You might not know it but our library actually has an outstanding cookbook collection. If you want to know how to grill it, bake it, cook it, or create it, just mosey on down the 641.5 aisle.
The thing about recipes is that really good cooks/chefs don’t necessarily need them. And then there are the rest of us. Not only do I need a recipe, but I find myself following it like it’s a treasure map guiding me to the pot at the end of the rainbow.
In my life, I have been the lucky recipient of some really good recipes. But none have been more special than the one carefully handed down from my predecessor, Mary Gates.
That would be the recipe for managing a library.
Mary taught me so many things. She was an incredible leader, in every sense of the word. She imparted her recipe for running a successful library via the demonstration method. Every day she showed us all what was important…why it was important…and what “inputs” we needed for a successful “output.”
Think about how many ingredients there might be in a typical recipe for a library. Virtually all of them are important, almost essential. However, one ingredient really stands out. One qualifies as the secret ingredient.
Is the secret ingredient the building? Must you have a state-of-the-art building to have a great library? Mary knew how important the physical space was. She oversaw the expansion of this library in 1983. She did so with a keen eye and a unwavering determination to the principles of good library business. The end result has served us well for over 25 years of heavy use.
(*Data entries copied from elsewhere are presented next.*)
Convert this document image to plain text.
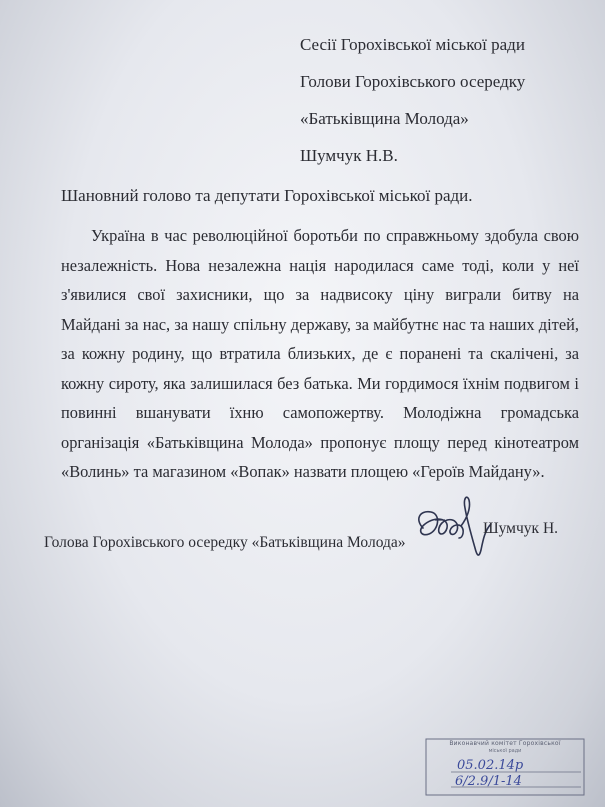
Сесії Горохівської міської ради
Голови Горохівського осередку
«Батьківщина Молода»
Шумчук Н.В.
Шановний голово та депутати Горохівської міської ради.
Україна в час революційної боротьби по справжньому здобула свою незалежність. Нова незалежна нація народилася саме тоді, коли у неї з'явилися свої захисники, що за надвисоку ціну виграли битву на Майдані за нас, за нашу спільну державу, за майбутнє нас та наших дітей, за кожну родину, що втратила близьких, де є поранені та скалічені, за кожну сироту, яка залишилася без батька. Ми гордимося їхнім подвигом і повинні вшанувати їхню самопожертву. Молодіжна громадська організація «Батьківщина Молода» пропонує площу перед кінотеатром «Волинь» та магазином «Вопак» назвати площею «Героїв Майдану».
Голова Горохівського осередку «Батьківщина Молода»
Шумчук Н.
Виконавчий комітет Горохівської
міської ради
05.02.14р
6/2.9/1-14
Because this is a building expansion blog, you might expect me to state that the library building is the secret ingredient. And while it’s true that the most successful, efficient and effective operation is contingent on well designed space, I am not talking about that at the moment. That’ll have to be a future post because the building is not the secret ingredient.
So it’s not the size or the quality of the building. Nor is it the work flow or the layout. It’s not the automation or the collection or the hours. It’s not even the funding level. (I say that because on rare occasions I’ve been to very well funded libraries that appear to be missing the secret ingredient.)
So, yes, all of those ingredients are vital…and interrelated. But not one of them is the secret ingredient.
Then what in the world is the secret ingredient?
It’s the people. The secret ingredient is the quality of the staff and volunteers, of course.
It’s secret because if they are doing their jobs well, you almost take them for granted. But you shouldn’t. I try hard not to because I know our library would flop without them. (Like the blueberry muffins I made last week where I forgot to add the eggs to the batter.)
This staff has worn out the carpet because they walk a mile in your shoes. Every day they make a concerted effort to help those who enter. They do so with the highest regard for the people we serve. They do so amidst ringing phone lines, complex questions, technological challenges, and building deficiencies. They do it with earnestness, grace, and a sense of humor. I am thankful every day for our library staff’s commitment to our mission.
Additionally, we have a dedicated team of volunteers who help with everything from baking cookies for National Library Week to serving on the capital campaign committee or library board to keeping our shelves in order to selling used books. Our library is unbelievably fortunate to receive the support of volunteers who give to us so freely…and without regard for compensation.
As we move forward into our building design process, we’ll be investing great effort in planning for the best possible facility for our community’s future. It’s certainly one of the key ingredients in our recipe. But it’ll never be more important than the “secret” one that binds it all together.